Assignment 3
In the third assignment I am going to perform multilinear regression on relationship between interest rate and annual income of client, term in which client is supposed to repay the loan, installment and home ownership of client.
I centered my variables and recoded them like this:
data import1;
set work.import1;
annual_inc_c = annual_inc - 75133.67;
installment_c = installment -447.9723112;
funded_amnt_c = funded_amnt -15438.95;
/*check vycentrovani*/
run;
DATA import1;
SET import1;
/*home_ownership_c = .; */
IF (home_ownership="MORTGAGE") THEN home_ownership_c = 0;
IF (home_ownership="OWN") THEN home_ownership_c = 1;
IF (home_ownership="RENT") THEN home_ownership_c = 2;
/*purpose_c = .;*/
IF (title = "Business") THEN purpose_c = 0;
IF (title = "Car financing") THEN purpose_c = 1;
IF (title = "Credit card refinancing") THEN purpose_c = 2;
IF (title = "Debt consolidation") THEN purpose_c = 3;
IF (title = "Green loan") THEN purpose_c = 4;
IF (title = "Home buying") THEN purpose_c = 5;
IF (title = "Home improvement") THEN purpose_c = 6;
IF (title = "Major purchase") THEN purpose_c = 7;
IF (title = "Medical expenses") THEN purpose_c = 8;
IF (title = "Moving and relocation") THEN purpose_c = 9;
IF (title ="Other") THEN purpose_c = 10;
IF (title ="Paying off higher inter") THEN purpose_c = 11;
IF (title = "Vacation") THEN purpose_c = 12;
/* grade_c = .;*/
IF (grade = "A") THEN grade_c = 0;
IF (grade = "B") THEN grade_c = 1;
IF (grade = "C") THEN grade_c = 2;
IF (grade = "D") THEN grade_c = 3;
IF (grade = "E") THEN grade_c = 4;
IF (grade = "F") THEN grade_c = 5;
IF (grade = "G") THEN grade_c = 6;
/*term_c = .;*/
IF (term = "36 months") THEN term_c = 0;
IF (term = "60 months") THEN term_c = 1;
RUN;
And ran multi linear regression:
PROC GLM;
model int_rate=term_c annual_inc_c purpose_c home_ownership_c installment_c/solution clparm;
run;
I found out that this model has high ability of explaining relationship = R2 is 28%.

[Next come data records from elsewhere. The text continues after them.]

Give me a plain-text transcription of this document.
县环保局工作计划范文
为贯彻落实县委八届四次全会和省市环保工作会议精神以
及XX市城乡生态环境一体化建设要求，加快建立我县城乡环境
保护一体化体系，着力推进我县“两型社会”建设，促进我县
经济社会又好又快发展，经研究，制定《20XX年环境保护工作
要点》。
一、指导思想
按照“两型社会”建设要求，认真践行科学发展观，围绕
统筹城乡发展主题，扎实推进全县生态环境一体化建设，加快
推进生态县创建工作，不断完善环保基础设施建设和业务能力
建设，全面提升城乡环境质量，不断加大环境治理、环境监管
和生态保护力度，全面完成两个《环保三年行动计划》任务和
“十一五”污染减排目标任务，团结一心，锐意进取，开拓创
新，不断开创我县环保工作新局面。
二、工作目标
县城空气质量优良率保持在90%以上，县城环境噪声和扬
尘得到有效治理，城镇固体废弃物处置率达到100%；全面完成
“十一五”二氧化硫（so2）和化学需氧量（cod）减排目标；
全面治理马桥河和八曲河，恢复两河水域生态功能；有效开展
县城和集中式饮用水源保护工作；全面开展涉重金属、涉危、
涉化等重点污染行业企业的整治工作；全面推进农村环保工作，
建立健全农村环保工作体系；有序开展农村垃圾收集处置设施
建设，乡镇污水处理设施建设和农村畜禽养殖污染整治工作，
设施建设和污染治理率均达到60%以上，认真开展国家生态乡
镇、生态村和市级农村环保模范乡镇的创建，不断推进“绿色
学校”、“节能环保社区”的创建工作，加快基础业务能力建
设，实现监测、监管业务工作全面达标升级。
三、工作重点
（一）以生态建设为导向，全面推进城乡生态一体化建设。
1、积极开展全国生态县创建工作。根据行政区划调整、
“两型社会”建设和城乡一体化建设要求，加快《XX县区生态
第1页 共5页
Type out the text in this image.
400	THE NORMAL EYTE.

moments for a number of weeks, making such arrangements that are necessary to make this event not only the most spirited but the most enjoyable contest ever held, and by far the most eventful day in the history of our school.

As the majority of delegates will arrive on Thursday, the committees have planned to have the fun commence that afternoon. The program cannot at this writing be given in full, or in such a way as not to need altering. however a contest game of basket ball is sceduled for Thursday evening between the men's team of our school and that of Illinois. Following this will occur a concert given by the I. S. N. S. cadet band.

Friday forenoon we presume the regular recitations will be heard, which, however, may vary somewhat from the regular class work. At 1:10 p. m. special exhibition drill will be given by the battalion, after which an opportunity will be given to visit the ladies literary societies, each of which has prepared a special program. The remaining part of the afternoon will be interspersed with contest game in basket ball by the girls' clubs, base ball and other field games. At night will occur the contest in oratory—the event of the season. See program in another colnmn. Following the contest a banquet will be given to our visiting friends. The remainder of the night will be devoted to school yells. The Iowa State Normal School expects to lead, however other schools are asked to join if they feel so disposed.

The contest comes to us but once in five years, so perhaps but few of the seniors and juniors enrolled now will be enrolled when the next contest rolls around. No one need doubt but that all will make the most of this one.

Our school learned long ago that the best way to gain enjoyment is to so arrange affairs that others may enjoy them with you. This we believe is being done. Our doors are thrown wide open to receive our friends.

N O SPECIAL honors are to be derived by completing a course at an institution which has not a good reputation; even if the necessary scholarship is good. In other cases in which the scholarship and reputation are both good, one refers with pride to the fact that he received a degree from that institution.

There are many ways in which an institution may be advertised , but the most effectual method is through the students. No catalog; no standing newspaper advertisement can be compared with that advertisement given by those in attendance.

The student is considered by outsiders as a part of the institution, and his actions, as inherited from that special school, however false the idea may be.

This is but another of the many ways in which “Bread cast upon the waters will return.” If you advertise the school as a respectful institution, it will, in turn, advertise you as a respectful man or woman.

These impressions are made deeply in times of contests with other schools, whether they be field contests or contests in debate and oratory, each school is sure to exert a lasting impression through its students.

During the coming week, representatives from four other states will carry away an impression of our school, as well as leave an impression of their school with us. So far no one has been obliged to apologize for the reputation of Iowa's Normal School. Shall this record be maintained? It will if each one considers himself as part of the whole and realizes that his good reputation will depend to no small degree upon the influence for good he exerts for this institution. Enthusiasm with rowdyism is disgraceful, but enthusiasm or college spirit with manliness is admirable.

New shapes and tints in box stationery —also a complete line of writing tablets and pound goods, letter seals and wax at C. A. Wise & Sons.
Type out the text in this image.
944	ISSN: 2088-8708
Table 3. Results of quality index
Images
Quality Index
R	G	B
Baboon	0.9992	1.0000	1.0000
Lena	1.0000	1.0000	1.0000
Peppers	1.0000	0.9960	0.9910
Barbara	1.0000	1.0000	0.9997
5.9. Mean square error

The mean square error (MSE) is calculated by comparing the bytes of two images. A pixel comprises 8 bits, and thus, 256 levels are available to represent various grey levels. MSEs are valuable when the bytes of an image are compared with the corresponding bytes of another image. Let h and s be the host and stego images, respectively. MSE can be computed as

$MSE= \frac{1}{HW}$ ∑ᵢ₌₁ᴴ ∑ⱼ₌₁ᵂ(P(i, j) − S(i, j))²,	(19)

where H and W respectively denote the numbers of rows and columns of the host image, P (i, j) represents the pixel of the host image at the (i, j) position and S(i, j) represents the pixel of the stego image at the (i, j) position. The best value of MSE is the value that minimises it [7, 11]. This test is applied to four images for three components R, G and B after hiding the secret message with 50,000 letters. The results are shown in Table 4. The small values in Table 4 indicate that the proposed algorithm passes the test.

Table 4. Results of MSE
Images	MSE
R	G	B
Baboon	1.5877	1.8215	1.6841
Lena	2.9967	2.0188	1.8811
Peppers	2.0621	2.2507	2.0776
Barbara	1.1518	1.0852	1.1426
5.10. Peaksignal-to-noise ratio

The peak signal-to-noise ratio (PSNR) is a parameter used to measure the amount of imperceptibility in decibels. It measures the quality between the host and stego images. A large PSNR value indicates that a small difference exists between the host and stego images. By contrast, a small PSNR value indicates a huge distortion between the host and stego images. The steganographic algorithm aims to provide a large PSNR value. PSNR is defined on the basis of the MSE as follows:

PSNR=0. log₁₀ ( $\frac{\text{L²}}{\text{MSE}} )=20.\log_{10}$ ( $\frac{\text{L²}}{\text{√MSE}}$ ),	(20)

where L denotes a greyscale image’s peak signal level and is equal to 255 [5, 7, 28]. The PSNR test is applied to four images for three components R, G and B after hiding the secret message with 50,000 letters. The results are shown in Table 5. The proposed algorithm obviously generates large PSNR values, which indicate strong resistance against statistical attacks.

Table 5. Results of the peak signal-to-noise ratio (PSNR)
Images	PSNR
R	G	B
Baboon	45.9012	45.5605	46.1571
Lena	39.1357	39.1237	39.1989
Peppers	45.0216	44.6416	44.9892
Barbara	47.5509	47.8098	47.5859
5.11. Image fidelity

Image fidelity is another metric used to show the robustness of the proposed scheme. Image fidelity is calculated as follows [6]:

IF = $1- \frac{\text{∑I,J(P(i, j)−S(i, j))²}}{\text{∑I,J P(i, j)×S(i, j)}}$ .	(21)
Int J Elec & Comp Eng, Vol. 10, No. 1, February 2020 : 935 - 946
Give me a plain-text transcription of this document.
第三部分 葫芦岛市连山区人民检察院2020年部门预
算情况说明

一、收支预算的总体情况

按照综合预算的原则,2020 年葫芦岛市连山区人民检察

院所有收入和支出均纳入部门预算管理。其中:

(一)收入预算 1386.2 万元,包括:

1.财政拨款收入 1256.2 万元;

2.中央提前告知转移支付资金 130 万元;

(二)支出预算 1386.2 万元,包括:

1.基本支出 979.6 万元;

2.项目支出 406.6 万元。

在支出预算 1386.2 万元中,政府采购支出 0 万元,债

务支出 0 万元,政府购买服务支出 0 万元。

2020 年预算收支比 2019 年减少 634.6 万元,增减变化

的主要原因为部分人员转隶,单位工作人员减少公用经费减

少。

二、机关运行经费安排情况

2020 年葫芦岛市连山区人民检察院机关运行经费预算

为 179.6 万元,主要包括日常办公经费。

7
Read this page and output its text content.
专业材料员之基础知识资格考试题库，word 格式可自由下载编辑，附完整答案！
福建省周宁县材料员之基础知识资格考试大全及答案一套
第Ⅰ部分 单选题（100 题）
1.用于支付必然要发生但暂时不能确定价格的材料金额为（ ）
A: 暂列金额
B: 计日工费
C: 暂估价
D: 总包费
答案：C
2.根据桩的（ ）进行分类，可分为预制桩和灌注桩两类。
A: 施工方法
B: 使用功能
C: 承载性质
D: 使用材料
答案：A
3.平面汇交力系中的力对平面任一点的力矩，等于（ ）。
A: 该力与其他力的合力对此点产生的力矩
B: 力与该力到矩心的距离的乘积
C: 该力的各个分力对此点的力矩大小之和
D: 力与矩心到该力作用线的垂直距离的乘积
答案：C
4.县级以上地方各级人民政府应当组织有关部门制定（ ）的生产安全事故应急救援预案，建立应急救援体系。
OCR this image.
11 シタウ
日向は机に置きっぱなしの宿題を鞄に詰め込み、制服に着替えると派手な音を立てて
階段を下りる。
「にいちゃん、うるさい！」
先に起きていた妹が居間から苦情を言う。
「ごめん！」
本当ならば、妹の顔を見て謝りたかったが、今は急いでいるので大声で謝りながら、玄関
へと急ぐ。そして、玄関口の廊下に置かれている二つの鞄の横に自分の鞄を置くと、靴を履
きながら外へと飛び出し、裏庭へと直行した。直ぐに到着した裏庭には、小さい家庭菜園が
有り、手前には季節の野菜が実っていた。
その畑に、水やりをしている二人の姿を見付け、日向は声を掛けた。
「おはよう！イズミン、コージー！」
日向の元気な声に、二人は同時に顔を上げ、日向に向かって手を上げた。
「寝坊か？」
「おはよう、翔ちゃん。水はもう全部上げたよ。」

The p-values of every explanatory variable is < 0.05 and hence they are statistically significant.
Before I drew the plots I calculated data for them like:
PROC GLM PLOTS(unpack)= all data=import; ods graphics on; model int_rate=term_c annual_inc_c purpose_c home_ownership_c installment_c/solution clparm; output residual=res student= stdres RSTUDENT = COOKD COOKD = cookd h= leverage out = results; run;
Thanks to this code I was able to drew:
Standardized residual plot
which was created like this:
PROC GPLOT data=results; label stdres = "Standardized Residual" id= "id"; plot stdres* id /vref = 0; run;
It shows that a lot of observations have standardized residual higher than 2, that means that model is unacceptable and observations should be deleted.
QQ plot for residuals
proc univariate data=results; var res term_c annual_inc_c purpose_c home_ownership_c installment_c; qqplot;
It shows that despite some outliers data are distributed normally.
in total, model has high R2 of 94% which is very correlated with one of variable, which was excluded, some observations have inappropriate residuals and hence must be removed.